Managing a Horse or Pony Prone to Laminitis

Despite the fact that research has improved our understanding of the causes of laminitis, it doesn’t seem to have resulted in a reduction in the number of cases. Why is this? Well it may have something to do with the increase in numbers of horses and ponies that are overweight or obese.

Despite the fact that most owners are aware that if their horse or pony is overweight, they are at increased risk of laminitis, many find it very difficult to diet them effectively. There are many possible reasons for this but, just as with people, it is often because they simply don’t realise where the calories in the diet are coming from. We’ll count some calories in a typical ration in a bit but first it is worth understanding a little more about the link between obesity and laminitis in horses.

Equine Metabolic Syndrome is a name used to describe a range of symptoms that include insulin dysregulation, obesity and recurrent laminitis. Research in humans in the 1990s demonstrated that adipose (fat) tissue isn’t just an inert store; it can actually develop the ability to secrete hormones. Hormones are chemical messengers in the body, and it is known that adipokines (hormones produced by the adipose tissue) can affect immune function, inflammation, tumour development and glucose regulation.

Keeping blood glucose levels within normal ranges involves a number of hormones, one of which is insulin. If the function of insulin is compromised, then it is referred to as insulin resistance or dysregulation.  As insulin facilitates the removal of glucose from the blood, insulin resistance can result in blood sugar levels remaining elevated despite more and more insulin being produced. It is thought that over-exposure to insulin and glucose can damage the cells lining the blood vessels (endothelial cells). As these are responsible for the constriction and dilation of blood vessels the link between insulin resistance and laminitis becomes apparent.

So, what can you do?

If your horse is overweight, then you need to embark on a weight loss plan. The main source of energy in most horse’s diets is grass – eight hours grazing time on average spring pasture will supply enough energy for a 500kg horse and so if you haven’t already limited turnout time then it is highly likely that you will need to There are various ways in which you can limit access to grass including stabling, limiting the area available and using a grazing muzzle.

How effective are grazing muzzles?

There have been few studies investigating how effective grazing muzzles are but the reduction in intake seen is between 75 and 85% which would have a significant impact on the amount of energy consumed.

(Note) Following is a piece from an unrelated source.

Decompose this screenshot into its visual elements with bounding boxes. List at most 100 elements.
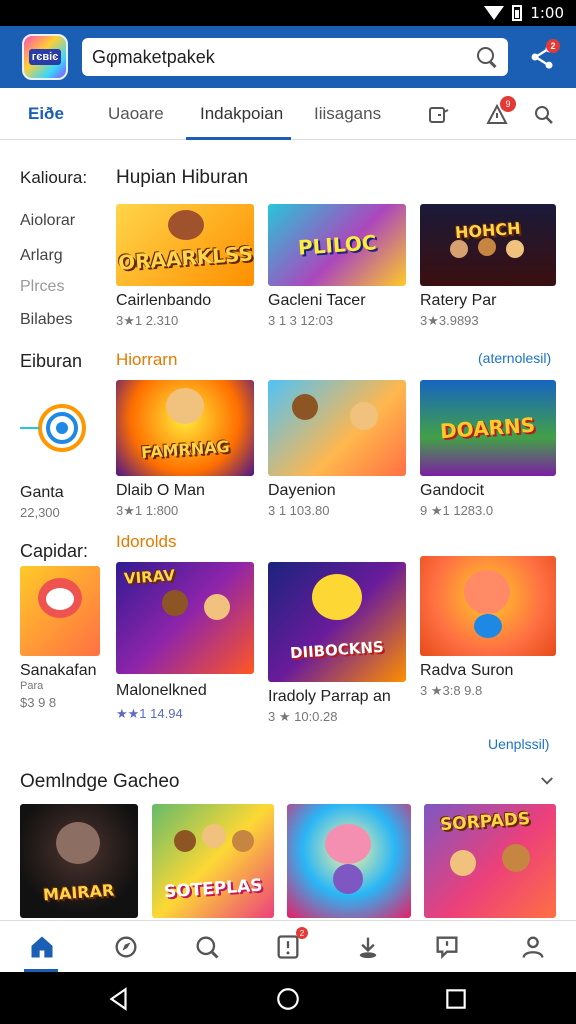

The added benefit is that the horse can still be turned out which is better for their respiratory system, allows them to interact with other horses and move around more which will use more energy than if they are stood in a stable.

Calorie counting

It is also important not to be tempted to treat the overweight horse with a sprinkling of cubes or mix in their feed. You may be surprised to learn that ½ a scoop of mix provides enough energy to support 20 minutes schooling and if cubes are used this increases to 50 minutes schooling as they are heavier and so half a scoop provides more.

Benefits of Exercise

Although it can often seem that however much work you do with your horse they don’t seem to lose weight, it is important to keep doing it. It may be that the exercise you are doing is being counteracted by not reducing calorie intake sufficiently so this has to be addressed. It is also important to consider that even if the horse isn’t losing weight, exercise may help to maintain sensitivity to insulin as has been found to be the case in humans. Therefore, even if the horse isn’t losing weight, exercise may help to avoid insulin resistance and laminitis.